Para a McCann-Erickson, cujas contas são feitas em dólares, o resultado representou um faturamento em torno de US$ 485 milhões este ano - contra US$ 460 milhões no ano passado. Já o grupo - formado por outras agências de propaganda associadas, empresas de marketing direto e promoção - deve fechar com US$ 520 milhões. Apesar dos problemas encontrados por aqui - parte deve-se à queda de poder aquisitivo da população -, a multinacional de comunicação não deixou de investir.
Ainda faltando 23 dias para fechar o ano, a McCann espera colocar parte de uma reserva de US$ 25 milhões em um novo negócio. Olesen não quis adiantar nada sobre o assunto, preferindo guardar segredo até a próxima semana.

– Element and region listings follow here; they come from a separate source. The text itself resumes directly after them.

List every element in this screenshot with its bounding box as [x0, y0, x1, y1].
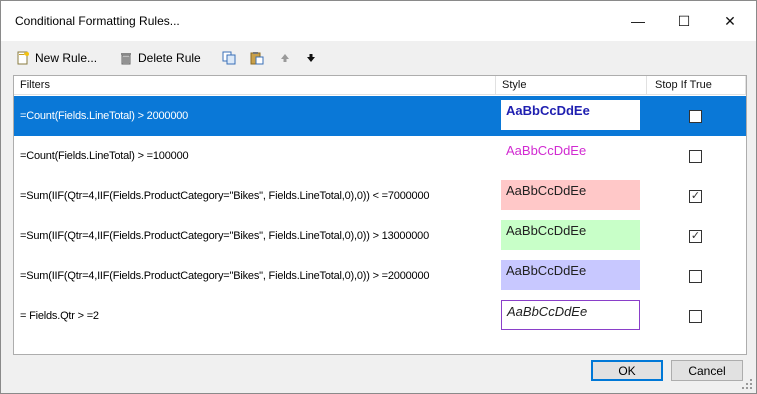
rule-row[interactable]: =Count(Fields.LineTotal) > 2000000 AaBbCc…	[14, 96, 746, 136]
delete-rule-button[interactable]: Delete Rule	[119, 49, 201, 67]
paste-button[interactable]	[250, 49, 264, 67]
delete-rule-icon	[119, 51, 133, 65]
rule-style-preview[interactable]: AaBbCcDdEe	[501, 140, 640, 170]
toolbar: New Rule... Delete Rule	[1, 41, 756, 75]
resize-grip-icon[interactable]	[741, 378, 753, 390]
rule-filter-text: =Count(Fields.LineTotal) > 2000000	[20, 110, 189, 122]
conditional-formatting-dialog: Conditional Formatting Rules... — ☐ ✕ Ne…	[0, 0, 757, 394]
move-up-icon	[278, 51, 292, 65]
column-header-stop-if-true[interactable]: Stop If True	[647, 76, 746, 95]
cancel-button[interactable]: Cancel	[671, 360, 743, 381]
copy-icon	[222, 51, 236, 65]
stop-if-true-checkbox[interactable]	[689, 270, 702, 283]
paste-icon	[250, 51, 264, 65]
rules-grid: Filters Style Stop If True =Count(Fields…	[13, 75, 747, 355]
stop-if-true-checkbox[interactable]	[689, 150, 702, 163]
rule-filter-text: =Sum(IIF(Qtr=4,IIF(Fields.ProductCategor…	[20, 230, 429, 242]
rule-filter-text: = Fields.Qtr > =2	[20, 310, 99, 322]
rule-style-preview[interactable]: AaBbCcDdEe	[501, 180, 640, 210]
new-rule-button[interactable]: New Rule...	[16, 49, 97, 67]
column-header-style[interactable]: Style	[496, 76, 647, 95]
ok-button[interactable]: OK	[591, 360, 663, 381]
move-up-button[interactable]	[278, 49, 292, 67]
rule-filter-text: =Sum(IIF(Qtr=4,IIF(Fields.ProductCategor…	[20, 270, 430, 282]
window-title: Conditional Formatting Rules...	[15, 14, 180, 28]
grid-header: Filters Style Stop If True	[14, 76, 746, 95]
move-down-icon	[304, 51, 318, 65]
column-header-filters[interactable]: Filters	[14, 76, 496, 95]
close-button[interactable]: ✕	[707, 1, 753, 41]
stop-if-true-checkbox[interactable]	[689, 310, 702, 323]
new-rule-icon	[16, 51, 30, 65]
move-down-button[interactable]	[304, 49, 318, 67]
rule-row[interactable]: = Fields.Qtr > =2 AaBbCcDdEe	[14, 296, 746, 336]
minimize-button[interactable]: —	[615, 1, 661, 41]
rule-filter-text: =Count(Fields.LineTotal) > =100000	[20, 150, 189, 162]
title-bar: Conditional Formatting Rules... — ☐ ✕	[1, 1, 756, 41]
maximize-button[interactable]: ☐	[661, 1, 707, 41]
rule-row[interactable]: =Sum(IIF(Qtr=4,IIF(Fields.ProductCategor…	[14, 256, 746, 296]
rule-filter-text: =Sum(IIF(Qtr=4,IIF(Fields.ProductCategor…	[20, 190, 430, 202]
rule-style-preview[interactable]: AaBbCcDdEe	[501, 220, 640, 250]
stop-if-true-checkbox[interactable]: ✓	[689, 230, 702, 243]
rule-row[interactable]: =Sum(IIF(Qtr=4,IIF(Fields.ProductCategor…	[14, 216, 746, 256]
rule-row[interactable]: =Count(Fields.LineTotal) > =100000 AaBbCc…	[14, 136, 746, 176]
rule-style-preview[interactable]: AaBbCcDdEe	[501, 260, 640, 290]
rule-row[interactable]: =Sum(IIF(Qtr=4,IIF(Fields.ProductCategor…	[14, 176, 746, 216]
delete-rule-label: Delete Rule	[138, 51, 201, 65]
stop-if-true-checkbox[interactable]	[689, 110, 702, 123]
rule-style-preview[interactable]: AaBbCcDdEe	[501, 300, 640, 330]
stop-if-true-checkbox[interactable]: ✓	[689, 190, 702, 203]
new-rule-label: New Rule...	[35, 51, 98, 65]
copy-button[interactable]	[222, 49, 236, 67]
rule-style-preview[interactable]: AaBbCcDdEe	[501, 100, 640, 130]
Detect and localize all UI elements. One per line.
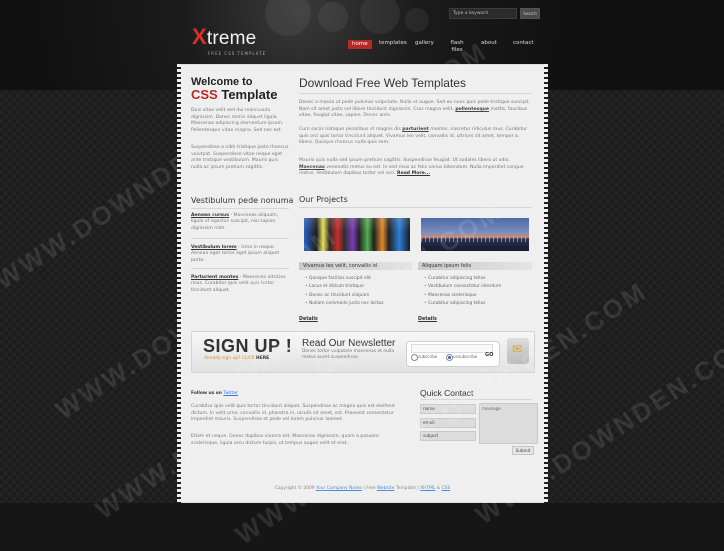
read-more-link[interactable]: Read More... [397,171,430,176]
list-item: Vestibulum consectetur interdum [424,283,501,291]
site-logo[interactable]: Xtreme FREE CSS TEMPLATE [192,24,266,56]
bokeh-light [318,2,348,32]
nav-home[interactable]: home [348,40,372,49]
project-bullet-list: Curabitur adipiscing tellus Vestibulum c… [424,275,501,309]
search-button[interactable]: Search [520,8,540,19]
footer-css-link[interactable]: CSS [442,486,451,491]
nav-gallery[interactable]: gallery [415,40,434,47]
unsubscribe-radio[interactable] [446,354,453,361]
footer-website-link[interactable]: Website [377,486,395,491]
subscribe-label: subscribe [418,354,438,359]
inline-link[interactable]: pellentesque [455,107,489,112]
unsubscribe-label: unsubscribe [453,354,478,359]
subscribe-radio[interactable] [411,354,418,361]
contact-message-field[interactable]: message [479,403,538,444]
contact-submit-button[interactable]: Submit [512,446,534,455]
search-input[interactable]: Type a keyword [449,8,517,19]
bokeh-light [405,8,429,32]
search-form: Type a keyword Search [449,8,540,19]
logo-text: treme [206,28,257,49]
sidebar-entry-link[interactable]: Vestibulum lorem [191,245,237,250]
nav-templates[interactable]: templates [379,40,407,47]
list-item: Maecenas scelerisque [424,292,501,300]
project-details-link[interactable]: Details [418,317,437,322]
projects-title: Our Projects [299,195,348,204]
newsletter-email-input[interactable] [411,344,493,353]
logo-tagline: FREE CSS TEMPLATE [208,51,267,56]
inline-link[interactable]: parturient [402,127,429,132]
list-item: Curabitur adipiscing tellus [424,300,501,308]
nav-contact[interactable]: contact [513,40,534,47]
sidebar-divider [191,238,289,239]
footer-xhtml-link[interactable]: XHTML [420,486,435,491]
list-item: Curabitur adipiscing tellus [424,275,501,283]
sidebar-entry-link[interactable]: Parturient montes [191,275,238,280]
logo-mark: X [192,24,207,49]
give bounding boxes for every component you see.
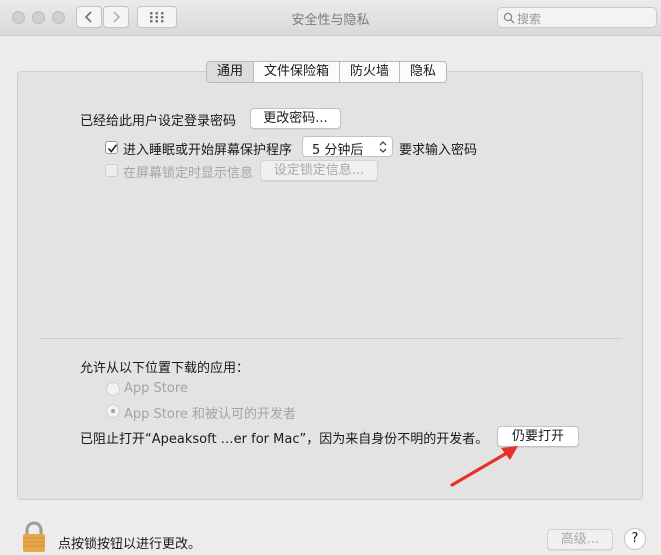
radio-app-store-label: App Store <box>124 381 188 396</box>
password-delay-value: 5 分钟后 <box>312 143 364 158</box>
radio-app-store-identified-label: App Store 和被认可的开发者 <box>124 407 297 422</box>
updown-chevron-icon <box>379 141 387 153</box>
password-set-label: 已经给此用户设定登录密码 <box>80 114 237 129</box>
tab-bar: 通用 文件保险箱 防火墙 隐私 <box>206 61 448 83</box>
radio-app-store[interactable] <box>106 382 120 396</box>
change-password-button[interactable]: 更改密码... <box>250 108 341 129</box>
lock-hint-text: 点按锁按钮以进行更改。 <box>58 537 202 552</box>
search-icon <box>503 12 515 24</box>
annotation-arrow-icon <box>450 446 518 487</box>
checkmark-icon <box>107 144 118 153</box>
show-message-checkbox[interactable] <box>105 164 118 177</box>
require-password-label: 进入睡眠或开始屏幕保护程序 <box>123 143 293 158</box>
password-delay-select[interactable]: 5 分钟后 <box>302 136 393 158</box>
tab-filevault[interactable]: 文件保险箱 <box>254 62 341 82</box>
require-password-checkbox[interactable] <box>105 141 118 154</box>
blocked-app-message: 已阻止打开“Apeaksoft …er for Mac”，因为来自身份不明的开发… <box>80 432 489 447</box>
show-message-label: 在屏幕锁定时显示信息 <box>123 166 254 181</box>
title-bar: 安全性与隐私 搜索 <box>0 0 661 36</box>
radio-app-store-identified[interactable] <box>106 404 120 418</box>
help-button[interactable]: ? <box>624 528 646 550</box>
tab-general[interactable]: 通用 <box>207 62 255 82</box>
set-lock-message-button[interactable]: 设定锁定信息... <box>260 160 378 181</box>
lock-icon[interactable] <box>21 521 47 553</box>
downloads-heading: 允许从以下位置下载的应用： <box>80 361 250 376</box>
tab-privacy[interactable]: 隐私 <box>400 62 446 82</box>
search-placeholder: 搜索 <box>517 12 542 26</box>
tab-firewall[interactable]: 防火墙 <box>340 62 401 82</box>
section-divider <box>40 338 622 339</box>
require-password-suffix: 要求输入密码 <box>399 143 478 158</box>
search-field[interactable]: 搜索 <box>497 7 657 28</box>
advanced-button[interactable]: 高级... <box>547 529 613 550</box>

Entre o fim de dezembro e início de janeiro, a McCann-Erickson deverá anunciar como será o funcionamento da MCT
empresa constituída para dar suporte em tecnologia da informação para as outras companhias do grupo e também para terceiros. "Será uma revolução", exagera Olesen, com acentuado sotaque dinamarquês. "Vamos ser os primeiros a ter softwares utilizados na propaganda que vão além da área de mídia." Também em 2000, dentro dos planos do presidente, estão a compra de empresas nas áreas de telemarketing, data base e uma nova agência de propaganda. "Não há outra maneira de continuar crescendo se o investimento for apenas dentro do próprio negócio", ensina ele. Esses novos negócios da McCann deverão levar mais alguns milhões de dólares de investimento. Na América Latina e Caribe, que também passam por problemas econômicos, a McCann-Erickson tem mantido a liderança na região, seguida por JW Thompson, Saatchi & Saatchi, FCB e Young &Rubicam.